The consequences of stressed out workers showing up at work are not the only thing they need to worry about. Dr. Cynthia Ackrill, a physician trained on neuroscience and wellness and leadership coaching, points out that stress can be “contagious”. This is caused by mirror neurons. According to an article on the Journal of Natural Science, Biology, and Medicine, “mirror neurons” discharge by observing a person perform a motor act and imitating it afterwards. This includes emotions as well. Other employees can pick up the anxiety felt by a stressed co-worker and feel the same way too. “This was great when survival in the wild increased if you could start responding to danger when you say your buddy’s stress reaction triggered, but it is not helpful with everyday packed with volumes of triggers to your stress reaction system,” Dr. Cynthia said. She also added that too much energy is expended on reaction – up to 1400 chemical reactions – and not enough on generative, creative, productive work.

The problem at hand

Work can be quite the pickle, so it’s understandable why the working population is prone to experiencing heavy stress. But are companies doing anything to counter its negative effects? Experts agree that not enough is done. According to Dr. Cynthia, a recent study in the US claims that 85% of workers experiencing workplace stress rated the efforts to reduce stress as fair to poor. This has resulted to US companies losing up to $300 billion dollars a year.

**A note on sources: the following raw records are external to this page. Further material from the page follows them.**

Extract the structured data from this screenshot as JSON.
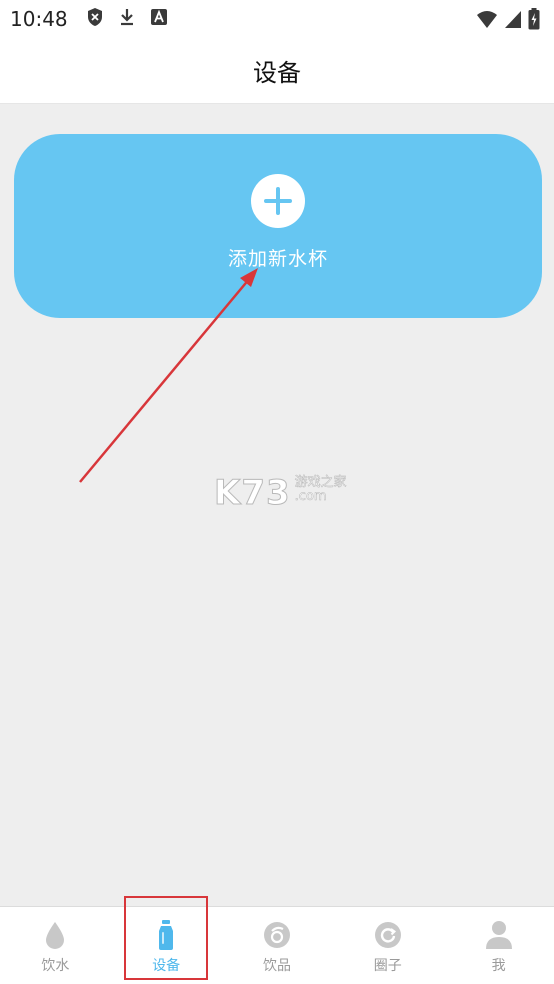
{
  "status_bar": {
    "time": "10:48",
    "left_icons": [
      "shield-icon",
      "download-icon",
      "a-icon"
    ],
    "right_icons": [
      "wifi-icon",
      "signal-icon",
      "battery-icon"
    ]
  },
  "header": {
    "title": "设备"
  },
  "add_card": {
    "label": "添加新水杯",
    "icon": "plus-icon",
    "color": "#66c6f2"
  },
  "watermark": {
    "brand": "K73",
    "cn": "游戏之家",
    "domain": ".com"
  },
  "tabs": [
    {
      "label": "饮水",
      "icon": "drop-icon",
      "active": false
    },
    {
      "label": "设备",
      "icon": "bottle-icon",
      "active": true
    },
    {
      "label": "饮品",
      "icon": "drink-icon",
      "active": false
    },
    {
      "label": "圈子",
      "icon": "circle-refresh-icon",
      "active": false
    },
    {
      "label": "我",
      "icon": "person-icon",
      "active": false
    }
  ],
  "colors": {
    "accent": "#4fb8ec",
    "tab_inactive": "#9a9a9a",
    "annotation_red": "#d8363a"
  }
}
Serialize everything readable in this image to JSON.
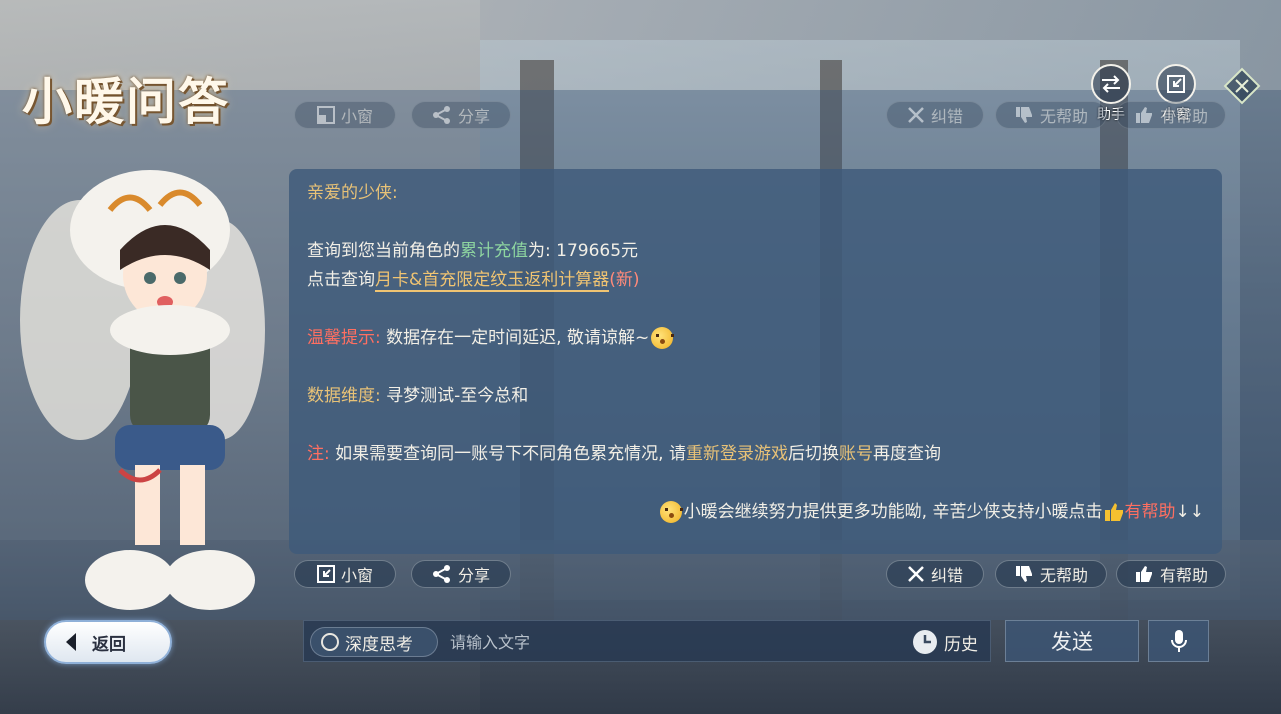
{
  "app": {
    "title": "小暖问答"
  },
  "top_right": {
    "assistant_label": "助手",
    "mini_window_label": "小窗"
  },
  "toolbar_top": {
    "mini_window": "小窗",
    "share": "分享",
    "correct": "纠错",
    "not_helpful": "无帮助",
    "helpful": "有帮助"
  },
  "message": {
    "greeting": "亲爱的少侠:",
    "query_prefix": "查询到您当前角色的",
    "query_highlight": "累计充值",
    "query_suffix": "为: 179665元",
    "calc_prefix": "点击查询",
    "calc_link": "月卡&首充限定纹玉返利计算器",
    "calc_new": "(新)",
    "tip_label": "温馨提示:",
    "tip_text": "数据存在一定时间延迟, 敬请谅解~",
    "dimension_label": "数据维度:",
    "dimension_text": "寻梦测试-至今总和",
    "note_label": "注:",
    "note_text_1": "如果需要查询同一账号下不同角色累充情况, 请",
    "note_relogin": "重新登录游戏",
    "note_text_2": "后切换",
    "note_account": "账号",
    "note_text_3": "再度查询",
    "footer_text": "小暖会继续努力提供更多功能呦, 辛苦少侠支持小暖点击",
    "footer_helpful": "有帮助",
    "footer_arrows": "↓↓"
  },
  "toolbar_bottom": {
    "mini_window": "小窗",
    "share": "分享",
    "correct": "纠错",
    "not_helpful": "无帮助",
    "helpful": "有帮助"
  },
  "bottom": {
    "back": "返回",
    "deep_think": "深度思考",
    "input_placeholder": "请输入文字",
    "history": "历史",
    "send": "发送"
  },
  "icons": [
    "swap-icon",
    "mini-window-icon",
    "close-diamond-icon",
    "share-icon",
    "x-icon",
    "thumbs-down-icon",
    "thumbs-up-icon",
    "back-arrow-icon",
    "clock-icon",
    "mic-icon"
  ]
}
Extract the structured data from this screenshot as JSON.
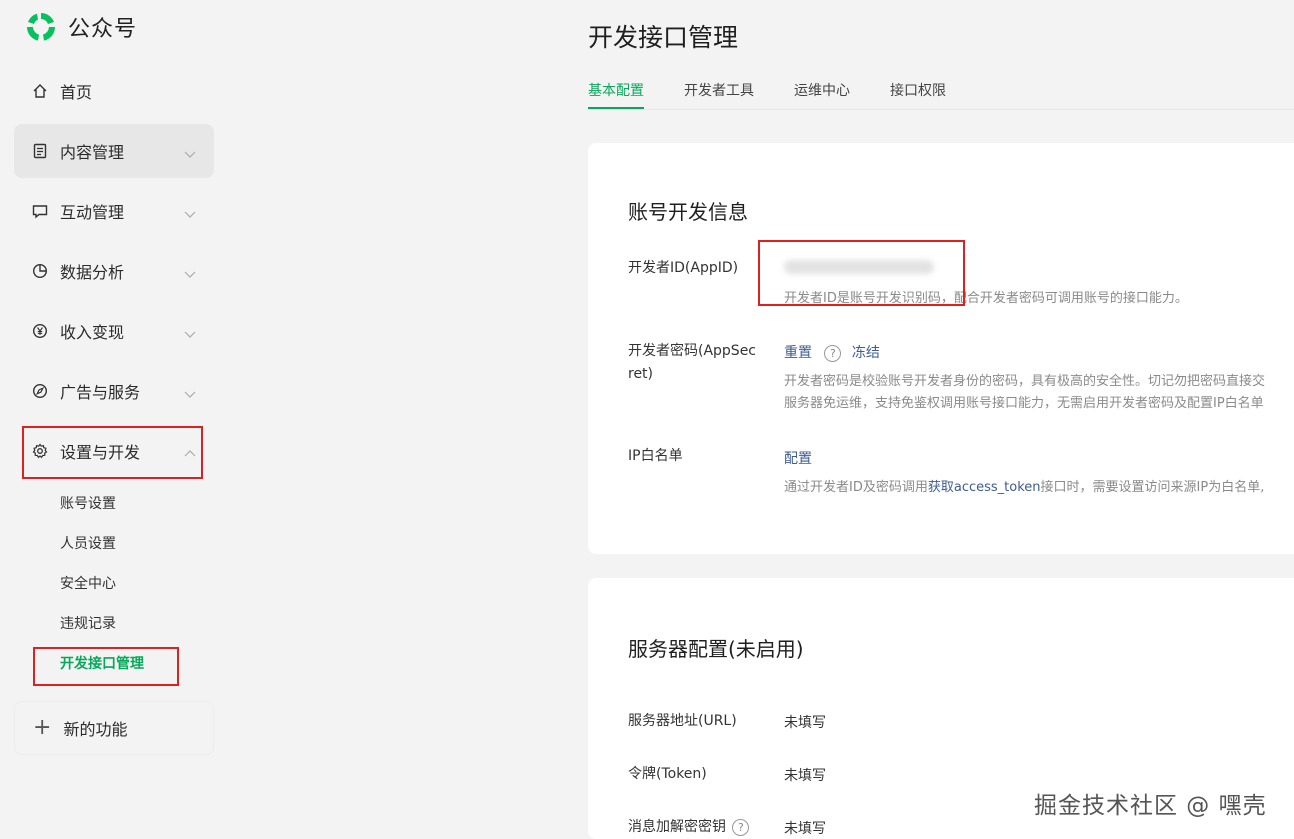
{
  "app": {
    "name": "公众号",
    "brand_color": "#07a85b"
  },
  "sidebar": {
    "items": [
      {
        "label": "首页",
        "icon": "home-icon"
      },
      {
        "label": "内容管理",
        "icon": "document-icon"
      },
      {
        "label": "互动管理",
        "icon": "chat-icon"
      },
      {
        "label": "数据分析",
        "icon": "pie-chart-icon"
      },
      {
        "label": "收入变现",
        "icon": "yen-icon"
      },
      {
        "label": "广告与服务",
        "icon": "compass-icon"
      },
      {
        "label": "设置与开发",
        "icon": "gear-icon"
      }
    ],
    "sub_items": [
      "账号设置",
      "人员设置",
      "安全中心",
      "违规记录",
      "开发接口管理"
    ],
    "new_feature": "新的功能"
  },
  "main": {
    "title": "开发接口管理",
    "tabs": [
      "基本配置",
      "开发者工具",
      "运维中心",
      "接口权限"
    ],
    "account_card": {
      "title": "账号开发信息",
      "appid_label": "开发者ID(AppID)",
      "appid_desc": "开发者ID是账号开发识别码，配合开发者密码可调用账号的接口能力。",
      "secret_label_1": "开发者密码(AppSec",
      "secret_label_2": "ret)",
      "reset": "重置",
      "freeze": "冻结",
      "secret_desc_1": "开发者密码是校验账号开发者身份的密码，具有极高的安全性。切记勿把密码直接交",
      "secret_desc_2": "服务器免运维，支持免鉴权调用账号接口能力，无需启用开发者密码及配置IP白名单",
      "ip_label": "IP白名单",
      "ip_config": "配置",
      "ip_desc_1": "通过开发者ID及密码调用",
      "ip_desc_link": "获取access_token",
      "ip_desc_2": "接口时，需要设置访问来源IP为白名单,"
    },
    "server_card": {
      "title": "服务器配置(未启用)",
      "url_label": "服务器地址(URL)",
      "url_value": "未填写",
      "token_label": "令牌(Token)",
      "token_value": "未填写",
      "aes_label": "消息加解密密钥",
      "aes_value": "未填写"
    }
  },
  "watermark": "掘金技术社区 @ 嘿壳"
}
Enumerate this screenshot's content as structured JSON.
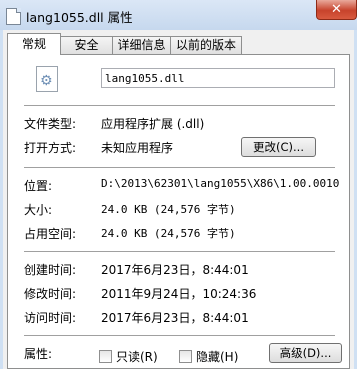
{
  "window": {
    "title": "lang1055.dll 属性",
    "close_glyph": "✕"
  },
  "tabs": [
    {
      "label": "常规",
      "active": true
    },
    {
      "label": "安全",
      "active": false
    },
    {
      "label": "详细信息",
      "active": false
    },
    {
      "label": "以前的版本",
      "active": false
    }
  ],
  "file": {
    "name": "lang1055.dll",
    "icon": "dll-gear-file-icon"
  },
  "type_info": {
    "file_type_label": "文件类型:",
    "file_type_value": "应用程序扩展 (.dll)",
    "opens_with_label": "打开方式:",
    "opens_with_value": "未知应用程序",
    "change_button": "更改(C)..."
  },
  "location_info": {
    "location_label": "位置:",
    "location_value": "D:\\2013\\62301\\lang1055\\X86\\1.00.0010",
    "size_label": "大小:",
    "size_value": "24.0 KB (24,576 字节)",
    "size_on_disk_label": "占用空间:",
    "size_on_disk_value": "24.0 KB (24,576 字节)"
  },
  "dates": {
    "created_label": "创建时间:",
    "created_value": "2017年6月23日，8:44:01",
    "modified_label": "修改时间:",
    "modified_value": "2011年9月24日，10:24:36",
    "accessed_label": "访问时间:",
    "accessed_value": "2017年6月23日，8:44:01"
  },
  "attributes": {
    "label": "属性:",
    "readonly_label": "只读(R)",
    "readonly_checked": false,
    "hidden_label": "隐藏(H)",
    "hidden_checked": false,
    "advanced_button": "高级(D)..."
  }
}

With such a big loss, why aren’t companies hurrying to fix the problem?

Truth is, the issue of stress in the workplace is complicated to deal with. What makes stress a complex health issue is that it works differently for every individual. Bridget pointed out that there are many factors to consider because the environment and how people respond to stress may vary. What can cause stress to one person may stimulate and motivate another, making it hard to pin down what exactly needs to be fixed.

A major hindrance to providing solutions is the impression that stress and exhaustion at work is a good thing – it means that you’re doing something right. “For some people, there is a warped perception that stress, or the amount of stress, is actually indicative of success and therefore a necessary ingredient of success, proudly worn like a ‘badge of honor’. In other words, success and stress go hand-in-hand – implying the more stressed, the more successful one is,” Bridget said.

Dealing with stress and business

Bridget advises employees to exercise making quality choices to reduce stress. “Exercise free will, make wise and healthy choices, and you’ll be able to control the levels of stress you participate in better. If necessary, change jobs, relocate, eradicate toxic relationships, and live within realistic financial means.”

(RELATED: Tips to Combat Work-related Stress)

On a greater scale, companies need to be flexible and open to changing several elements in their operations if they are to create a relaxed and productive atmosphere. “This requires a multipronged approach to address organizational effectiveness and provide programs to support a more human-friendly, brain friendly culture. Identify why your workforce feels stress – the answers are sometimes surprising. And ask the workforce what would work better – they are an amazing source,” Dr. Cynthia suggests.

Dr. Pete recommends companies to make changes in their setting by providing standing desks for workers and encourage them to spend part of their days standing instead of sitting. If budget permits, they can also make a gym available to employees, or use gym membership discounts as an incentive for workers to exercise regularly. Most of all, business leaders need to create change using a top-down approach. “Set the example from the top-down. If executives are stressed out, chugging caffeine, staying [until the wee] hours of the night, smoking too much, drinking too much, and eating the wrong foods and not exercising, then that will set the tone for the culture of the corporation.”

“Until employers realize the huge toll that stress takes on their bottom line, they won’t change anything about the current corporate culture,” he added.